I particularly liked the detail that's almost hidden in the film. If you watch on vimeo and pause on the Leadership Guide, you'll find all sorts of realistic insanity, from guidelines like, 'Don't dwell on murdered team members: 'WE survived, so we're the BEST!'' to acronyms like BOSS (Building Our Synergistic Strength) and CEO (Cameraderie through Extreme Ordeal). This is admirable, as the film was shot for the Almost Famous 48 hour film challenge, at which it won for best comedy. 48 hours isn't a long time to make a film, let alone one with such detail, but it did benefit from use of a single location, an office building that was scheduled to be renovated, thus allowing the cast and crew to whale the crap out of it. Such film challenges focus on detail but only in a list of requirements: this one had to be based around a white lie, use of a mirror as a prop and include 'What just happened?' as a line of dialogue. All three are superbly integrated into the script.

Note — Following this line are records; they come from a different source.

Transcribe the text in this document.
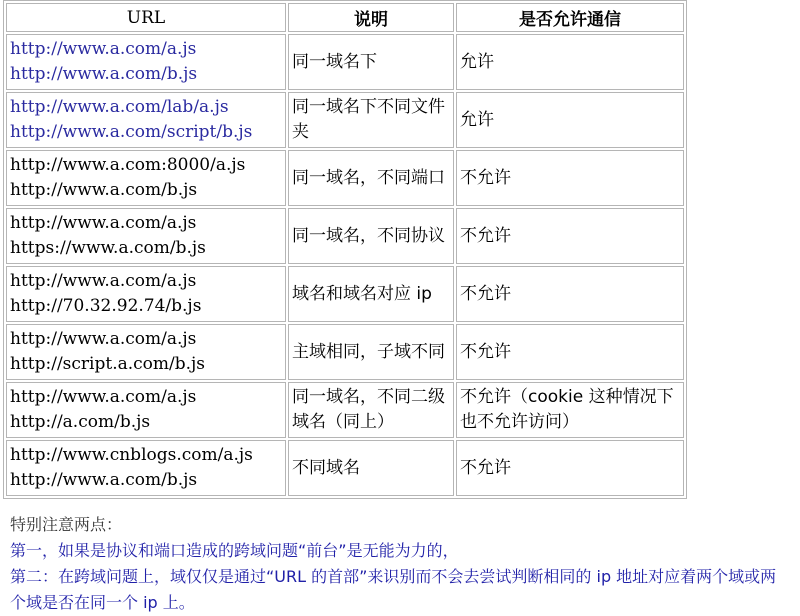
URL	说明	是否允许通信

http://www.a.com/a.js
http://www.a.com/b.js	同一域名下	允许

http://www.a.com/lab/a.js
http://www.a.com/script/b.js	同一域名下不同文件夹	允许

http://www.a.com:8000/a.js
http://www.a.com/b.js	同一域名，不同端口	不允许

http://www.a.com/a.js
https://www.a.com/b.js	同一域名，不同协议	不允许

http://www.a.com/a.js
http://70.32.92.74/b.js	域名和域名对应 ip	不允许

http://www.a.com/a.js
http://script.a.com/b.js	主域相同，子域不同	不允许

http://www.a.com/a.js
http://a.com/b.js	同一域名，不同二级域名（同上）	不允许（cookie 这种情况下也不允许访问）

http://www.cnblogs.com/a.js
http://www.a.com/b.js	不同域名	不允许
特别注意两点：
第一，如果是协议和端口造成的跨域问题“前台”是无能为力的，
第二：在跨域问题上，域仅仅是通过“URL 的首部”来识别而不会去尝试判断相同的 ip 地址对应着两个域或两个域是否在同一个 ip 上。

There was a fourth requirement, that the film be under five minutes in length, but while director Nathan Blackwell met that requirement for the challenge, he also shot with the aim of creating a ten minute version for future use and that's the version that was shown at IHSFF and elsewhere. Perhaps his confidence came from the fact that much of his cast and crew had already met this sort of challenge a year earlier with another short called Masters of Daring, but he feels the story is strong enough to expand to feature length, beginning on day three with a larger cast and with more 'ridiculous teamwork exercises'. If he can maintain comedy as joyous as this over a feature length, he'll be right. Actors like Hoenscheidt, Craig Curtis and Gabrielle Van Buren are easily up to the task, just so long as they don't make value prohibitive choices which counter the group dynamic and prompt them to go stand in the shame corner. I so need one of those at work.